Nie należy zapominać także o pieniądzach. Promocja w sieci jest kosztowna. Najważniejsze jednak aby zwrot z takiej inwestycji był dodatni.

Widziałam, że niektóre Twoje teksty są czytane nawet po 200 tysięcy razy (tekst z czerwca 2016). Jak udaje Ci się zgromadzić tylu czytelników w tak krótkim czasie? Twoje artykuły są gdzieś linkowane, np. na Wykopie czy stoi za tym jakaś inna metoda?

Ciepło, a nawet bardzo ciepło. Najpopularniejsze artykuły na Rekinie mają nawet 17 000 polubień i udostępnień w mediach społecznościowych.

Wiele osób mierzy popularność strony ilością fanów na Facebooku. Wiele osób kupuje nawet polubienia na serwisach aukcyjnych. Prowadzi to do jeszcze większej degradacji zasięgu profili. Z moich testów wynika jednoznacznie – nie opłaca się inwestować pieniędzy w zdobywanie fanów na profil Facebook. Lepszym pomysłem jest promować bezpośrednio treść swojego bloga. Nad blogiem mam pełna kontrolę, a nad Facebookiem kontrolę ma Zuckerberg 🙂

Wiele zależy także od tematyki bloga czy sklepu internetowego.

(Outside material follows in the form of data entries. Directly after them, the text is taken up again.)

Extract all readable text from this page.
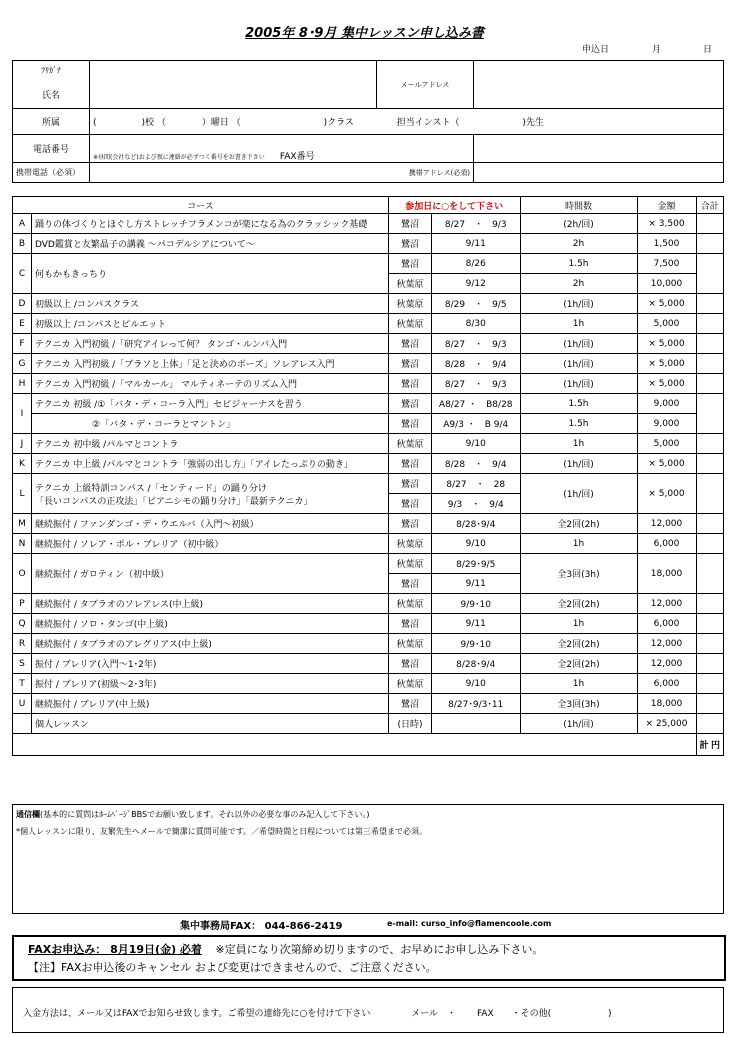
2005年 8･9月 集中レッスン申し込み書
申込日	月	日
ﾌﾘｶﾞﾅ
氏名		メールアドレス	
所属	(　　　　　)校 （　　　　）曜日 （ )クラス 担当インスト（ )先生		
電話番号	※昼間(会社など)および夜に連絡が必ずつく番号をお書き下さい FAX番号		
携帯電話（必須）	携帯アドレス(必須)		
コース		参加日に○をして下さい		時間数	金額	合計
A	踊りの体づくりとほぐし方ストレッチフラメンコが楽になる為のクラッシック基礎	鷺沼	8/27　・　9/3	(2h/回)	× 3,500	
B	DVD鑑賞と友繁晶子の講義 ～パコデルシアについて～	鷺沼	9/11	2h	1,500	
C	何もかもきっちり	鷺沼	8/26	1.5h	7,500	
		秋葉原	9/12	2h	10,000	
D	初級以上 /コンパスクラス	秋葉原	8/29　・　9/5	(1h/回)	× 5,000	
E	初級以上 /コンパスとピルエット	秋葉原	8/30	1h	5,000	
F	テクニカ 入門初級 /「研究アイレって何？ タンゴ・ルンバ入門	鷺沼	8/27　・　9/3	(1h/回)	× 5,000	
G	テクニカ 入門初級 /「ブラソと上体」「足と決めのポーズ」ソレアレス入門	鷺沼	8/28　・　9/4	(1h/回)	× 5,000	
H	テクニカ 入門初級 /「マルカール」 マルティネーテのリズム入門	鷺沼	8/27　・　9/3	(1h/回)	× 5,000	
I	テクニカ 初級 /①「バタ・デ・コーラ入門」セビジャーナスを習う	鷺沼	A8/27 ・　B8/28	1.5h	9,000	
	②「バタ・デ・コーラとマントン」	鷺沼	A9/3 ・　B 9/4	1.5h	9,000	
J	テクニカ 初中級 /パルマとコントラ	秋葉原	9/10	1h	5,000	
K	テクニカ 中上級 /パルマとコントラ「強弱の出し方」「アイレたっぷりの動き」	鷺沼	8/28　・　9/4	(1h/回)	× 5,000	
L	テクニカ 上級特訓コンパス /「センティード」の踊り分け
「長いコンパスの正攻法」「ピアニシモの踊り分け」「最新テクニカ」	鷺沼	8/27　・　28	(1h/回)	× 5,000	
		鷺沼	9/3　・　9/4			
M	継続振付 / ファンダンゴ・デ・ウエルバ（入門～初級）	鷺沼	8/28･9/4	全2回(2h)	12,000	
N	継続振付 / ソレア・ポル・ブレリア（初中級）	秋葉原	9/10	1h	6,000	
O	継続振付 / ガロティン（初中級）	秋葉原	8/29･9/5	全3回(3h)	18,000	
		鷺沼	9/11			
P	継続振付 / タブラオのソレアレス(中上級)	秋葉原	9/9･10	全2回(2h)	12,000	
Q	継続振付 / ソロ・タンゴ(中上級)	鷺沼	9/11	1h	6,000	
R	継続振付 / タブラオのアレグリアス(中上級)	秋葉原	9/9･10	全2回(2h)	12,000	
S	振付 / ブレリア(入門～1･2年)	鷺沼	8/28･9/4	全2回(2h)	12,000	
T	振付 / ブレリア(初級～2･3年)	秋葉原	9/10	1h	6,000	
U	継続振付 / ブレリア(中上級)	鷺沼	8/27･9/3･11	全3回(3h)	18,000	
	個人レッスン	(日時)		(1h/回)	× 25,000	
						計 円
通信欄(基本的に質問はﾎｰﾑﾍﾟｰｼﾞBBSでお願い致します。それ以外の必要な事のみ記入して下さい。)
*個人レッスンに限り、友繁先生へメールで簡潔に質問可能です。／希望時間と日程については第三希望まで必須。
集中事務局FAX： 044-866-2419	e-mail: curso_info@flamencoole.com
FAXお申込み： 8月19日(金) 必着 ※定員になり次第締め切りますので、お早めにお申し込み下さい。
【注】FAXお申込後のキャンセル および変更はできませんので、ご注意ください。
入金方法は、メール又はFAXでお知らせ致します。ご希望の連絡先に○を付けて下さい	メール　・ FAX　　・その他(	)
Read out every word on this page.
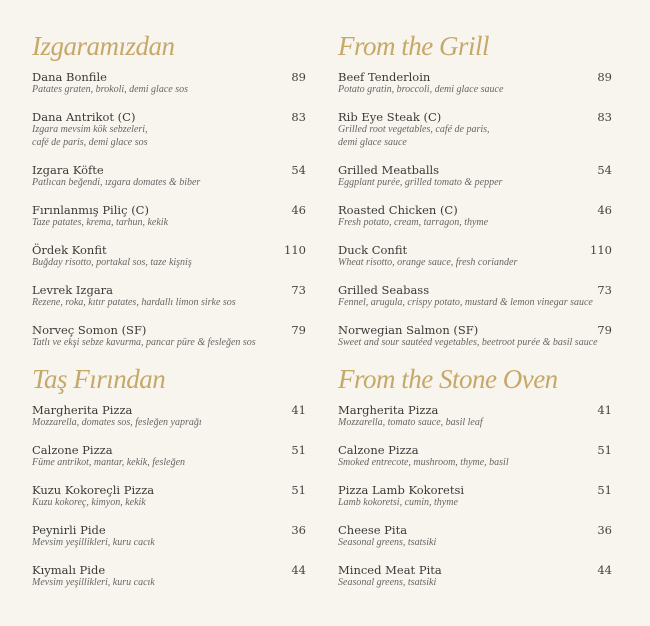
Izgaramızdan
Dana Bonfile	89
Patates graten, brokoli, demi glace sos
Dana Antrikot (C)	83
Izgara mevsim kök sebzeleri,
café de paris, demi glace sos
Izgara Köfte	54
Patlıcan beğendi, ızgara domates & biber
Fırınlanmış Piliç (C)	46
Taze patates, krema, tarhun, kekik
Ördek Konfit	110
Buğday risotto, portakal sos, taze kişniş
Levrek Izgara	73
Rezene, roka, kıtır patates, hardallı limon sirke sos
Norveç Somon (SF)	79
Tatlı ve ekşi sebze kavurma, pancar püre & fesleğen sos
Taş Fırından
Margherita Pizza	41
Mozzarella, domates sos, fesleğen yaprağı
Calzone Pizza	51
Füme antrikot, mantar, kekik, fesleğen
Kuzu Kokoreçli Pizza	51
Kuzu kokoreç, kimyon, kekik
Peynirli Pide	36
Mevsim yeşillikleri, kuru cacık
Kıymalı Pide	44
Mevsim yeşillikleri, kuru cacık
From the Grill
Beef Tenderloin	89
Potato gratin, broccoli, demi glace sauce
Rib Eye Steak (C)	83
Grilled root vegetables, café de paris,
demi glace sauce
Grilled Meatballs	54
Eggplant purée, grilled tomato & pepper
Roasted Chicken (C)	46
Fresh potato, cream, tarragon, thyme
Duck Confit	110
Wheat risotto, orange sauce, fresh coriander
Grilled Seabass	73
Fennel, arugula, crispy potato, mustard & lemon vinegar sauce
Norwegian Salmon (SF)	79
Sweet and sour sautéed vegetables, beetroot purée & basil sauce
From the Stone Oven
Margherita Pizza	41
Mozzarella, tomato sauce, basil leaf
Calzone Pizza	51
Smoked entrecote, mushroom, thyme, basil
Pizza Lamb Kokoretsi	51
Lamb kokoretsi, cumin, thyme
Cheese Pita	36
Seasonal greens, tsatsiki
Minced Meat Pita	44
Seasonal greens, tsatsiki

Niszowego produktu nie opłaca się promować w mediach społecznościowych chyba, że można dotrzeć do stricte docelowej grupy swoich czytelników/klientów.

Nie widzę u Ciebie reklam AdSense, za to jest afiliacja i sklep. Zarabiasz na blogu jeszcze w jakiś inny sposób czy blog nie jest jeszcze źródłem Twoich przychodów?

Wykorzystuję także artykuły i kampanie sponsorowane oraz dostęp do płatnej treści. Na Rekinie mogliśmy zauważyć np. artykuł wspierany przez Związek Banków Polskich. Na początku września na blogu odbędzie się także prezentacja oficjalnego sponsora bloga – jednego z brokerów finansowych.

Szkolenia eksperckie są też dobrym źródłem przychodów – zwłaszcza dla specjalistycznych blogów. Można zarabiać także oferując swoje własne usługi i produkty. Przykładem może być np. twoja książka.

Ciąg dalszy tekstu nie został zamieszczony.